Entre os esportes coletivos, a partida mais sensacional foi a final do basquete masculino, quando a União Soviética destronou a hegemonia dos Estados Unidos com uma emocionante vitória por 51 a 50. Reclamando da arbitragem, os americanos se recusaram a receber a medalha de prata.

A participação brasileira foi discreta. A delegação de 89 atletas voltou para casa com duas medalhas de bronze: a de Nelson Prudêncio, confirmando a força do Brasil no salto triplo, e a de Chiaki Ishii no judô, iniciando a longa tradição brasileira na modalidade. Até hoje, o judô é o esporte que mais deu medalhas (19) ao país.

CURIOSIDADES

Atrasadinhos

Favoritos nos 100 m e nos 200 m rasos, respectivamente, os americanos Rey Robinson e Eddie Hart confundiram os horários das semifinais de suas provas e chegaram atrasados ao Estádio Olímpicos. Os dois foram desclassificados.

Recorde

Aos 70 anos, a amazona britânica Lorna Johnstone se tornou a a mulher mais velha a participar dos Jogos.


Mau comportamento

Respectivamente ouro e prata nos 400m rasos, os americanos Vincent Matthews e Wayne Collett ficaram conversando no pódio durante a execução do hino de seu país e foram punidos pelo COI. Os dois não puderam disputar o revezamento 4x400m.



O TERROR OLÍMPICO



Atiradores de elite da polícia alemã tentam se aproximar do local onde estavam os reféns - AP



dez dias de uma das melhores edições dos Jogos Olímpicos já tinham se passado quando, de forma trágica, o 5 de setembro amanheceu em Munique. Ainda durante a madrugada, pouco depois das 4h, oito membros do grupo terrorista Setembro Negro, que lutava pela causa do Estado palestino, invadiram a vila olímpica pulando cercas e se dirigiram ao dormitório da delegação de Israel. No confronto para tomar o local, mataram dois israelenses, o técnico de luta olímpica Moshe Weinberg e o lutador Yossef Romano. Aquela edição dos Jogos e a própria história olímpica jamais seriam as mesmas após esse triste acontecimento.

Os terroristas fizeram reféns nove membros da delegação israelense, e, de dentro de um dos quartos do prédio, iniciou-se uma longa negociação que terminaria da pior forma. Os palestinos exigiam a libertação de 234 presos em Israel. A situação era delicada de qualquer ângulo que se olhasse. Embora também fossem vítimas no episódio, as autoridades alemães estavam em posição desconfortável. Vale lembrar que os sequestrados eram judeus, e as marcas terríveis do Holocausto continuavam vivas. A própria realização da Olimpíada na Alemanha era uma forma de reparação histórica do país junto à comunidade internacional.
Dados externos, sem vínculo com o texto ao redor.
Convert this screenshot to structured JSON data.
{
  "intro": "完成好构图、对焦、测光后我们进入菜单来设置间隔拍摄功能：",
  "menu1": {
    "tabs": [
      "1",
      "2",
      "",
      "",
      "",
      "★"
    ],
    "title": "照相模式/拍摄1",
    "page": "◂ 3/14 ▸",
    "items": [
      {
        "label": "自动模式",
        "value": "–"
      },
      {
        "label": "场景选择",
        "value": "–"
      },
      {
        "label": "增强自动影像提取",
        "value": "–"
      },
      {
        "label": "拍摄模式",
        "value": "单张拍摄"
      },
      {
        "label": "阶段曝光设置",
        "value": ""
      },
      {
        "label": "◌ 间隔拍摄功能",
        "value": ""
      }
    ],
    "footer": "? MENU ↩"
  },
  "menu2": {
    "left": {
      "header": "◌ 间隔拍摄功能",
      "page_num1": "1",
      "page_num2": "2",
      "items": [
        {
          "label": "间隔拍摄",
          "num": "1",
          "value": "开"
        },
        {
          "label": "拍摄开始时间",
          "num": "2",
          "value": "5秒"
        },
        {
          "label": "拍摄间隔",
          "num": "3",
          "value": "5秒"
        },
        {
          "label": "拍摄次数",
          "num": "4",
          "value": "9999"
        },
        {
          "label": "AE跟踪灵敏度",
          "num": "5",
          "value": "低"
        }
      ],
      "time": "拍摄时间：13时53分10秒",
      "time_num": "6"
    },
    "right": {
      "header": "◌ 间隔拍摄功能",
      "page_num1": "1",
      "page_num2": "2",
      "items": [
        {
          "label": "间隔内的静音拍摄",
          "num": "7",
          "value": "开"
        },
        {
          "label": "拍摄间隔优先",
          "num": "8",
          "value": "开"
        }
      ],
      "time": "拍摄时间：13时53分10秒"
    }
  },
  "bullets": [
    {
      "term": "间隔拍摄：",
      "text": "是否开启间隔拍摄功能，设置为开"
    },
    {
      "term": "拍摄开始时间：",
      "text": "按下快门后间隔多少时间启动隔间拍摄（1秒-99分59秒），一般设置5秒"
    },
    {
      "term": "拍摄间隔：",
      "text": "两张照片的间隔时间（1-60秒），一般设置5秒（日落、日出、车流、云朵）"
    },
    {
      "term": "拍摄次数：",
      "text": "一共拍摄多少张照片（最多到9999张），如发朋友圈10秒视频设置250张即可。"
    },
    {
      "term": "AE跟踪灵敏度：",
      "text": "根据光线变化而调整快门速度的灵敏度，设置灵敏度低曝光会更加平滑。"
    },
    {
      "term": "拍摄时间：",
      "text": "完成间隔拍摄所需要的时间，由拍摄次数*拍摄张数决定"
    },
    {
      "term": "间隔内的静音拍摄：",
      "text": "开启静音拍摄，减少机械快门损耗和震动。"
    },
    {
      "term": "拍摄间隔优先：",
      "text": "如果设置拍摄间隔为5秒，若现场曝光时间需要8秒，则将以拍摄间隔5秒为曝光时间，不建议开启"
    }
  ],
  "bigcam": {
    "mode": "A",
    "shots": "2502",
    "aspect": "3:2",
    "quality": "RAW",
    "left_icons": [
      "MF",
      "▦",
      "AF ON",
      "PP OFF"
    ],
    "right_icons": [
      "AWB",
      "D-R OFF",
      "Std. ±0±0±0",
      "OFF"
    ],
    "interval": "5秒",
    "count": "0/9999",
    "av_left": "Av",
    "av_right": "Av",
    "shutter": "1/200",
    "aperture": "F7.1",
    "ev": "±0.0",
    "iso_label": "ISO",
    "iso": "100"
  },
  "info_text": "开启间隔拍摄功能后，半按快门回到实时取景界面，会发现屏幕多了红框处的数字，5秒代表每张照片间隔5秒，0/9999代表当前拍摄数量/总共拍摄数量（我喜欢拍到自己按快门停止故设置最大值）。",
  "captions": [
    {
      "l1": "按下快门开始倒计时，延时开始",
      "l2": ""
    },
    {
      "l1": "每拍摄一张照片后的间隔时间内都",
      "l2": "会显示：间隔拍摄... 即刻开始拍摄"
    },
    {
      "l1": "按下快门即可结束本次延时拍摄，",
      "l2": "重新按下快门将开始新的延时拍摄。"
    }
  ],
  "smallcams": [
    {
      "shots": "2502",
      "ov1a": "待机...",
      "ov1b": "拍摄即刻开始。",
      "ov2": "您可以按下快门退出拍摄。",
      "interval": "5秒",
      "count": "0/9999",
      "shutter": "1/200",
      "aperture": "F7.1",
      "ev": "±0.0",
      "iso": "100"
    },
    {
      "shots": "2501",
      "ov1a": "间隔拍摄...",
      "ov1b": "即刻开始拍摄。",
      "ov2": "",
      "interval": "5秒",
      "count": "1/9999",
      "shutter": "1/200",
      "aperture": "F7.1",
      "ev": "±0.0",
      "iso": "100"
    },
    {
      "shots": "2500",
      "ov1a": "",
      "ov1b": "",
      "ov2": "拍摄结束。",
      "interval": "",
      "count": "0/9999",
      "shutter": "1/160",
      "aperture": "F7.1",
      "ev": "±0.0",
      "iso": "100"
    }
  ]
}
Ao longo de 15 horas de negociação, houve uma sucessão de equívocos das forças policiais. Primeiro, atiradores da polícia tentaram cercar o prédio, avançando inclusive sobre o telhado, mas foram descobertos pelos sequestradores da maneira mais prosaica: as televisões estavam transmitindo a operação ao vivo, e a energia dos apartamentos não fora cortada. Então, o afastamento dos atiradores foi exigido, e atendido. Àquela altura, toda a vila olímpica já estava cercada por mais de três mil agentes das forças de segurança.
A negociação para liberação dos reféns, porém, não evoluiu durante todo o dia. Já à noite, ensaiou-se um princípio de acordo. O governo alemão cederia dois helicópteros para que os terroristas, junto com os reféns, seguissem até o aeroporto militar de Munique, de onde partiriam para o Cairo, no Egito.

O plano da polícia era fazer uma emboscada no aeroporto: atiradores foram posicionados em vários locais. Até mesmo a tripulação do avião que os levaria para o Egito era de agentes disfarçados. Mas viriam outros erros em sequência. Sem avisar ao comando da operação, os policiais disfarçados de tripulação abandonaram suas posições no avião. Eles deveriam render os dois terroristas que iriam revistar a aeronave, enquanto outros seis ficariam com os reféns nos helicópteros.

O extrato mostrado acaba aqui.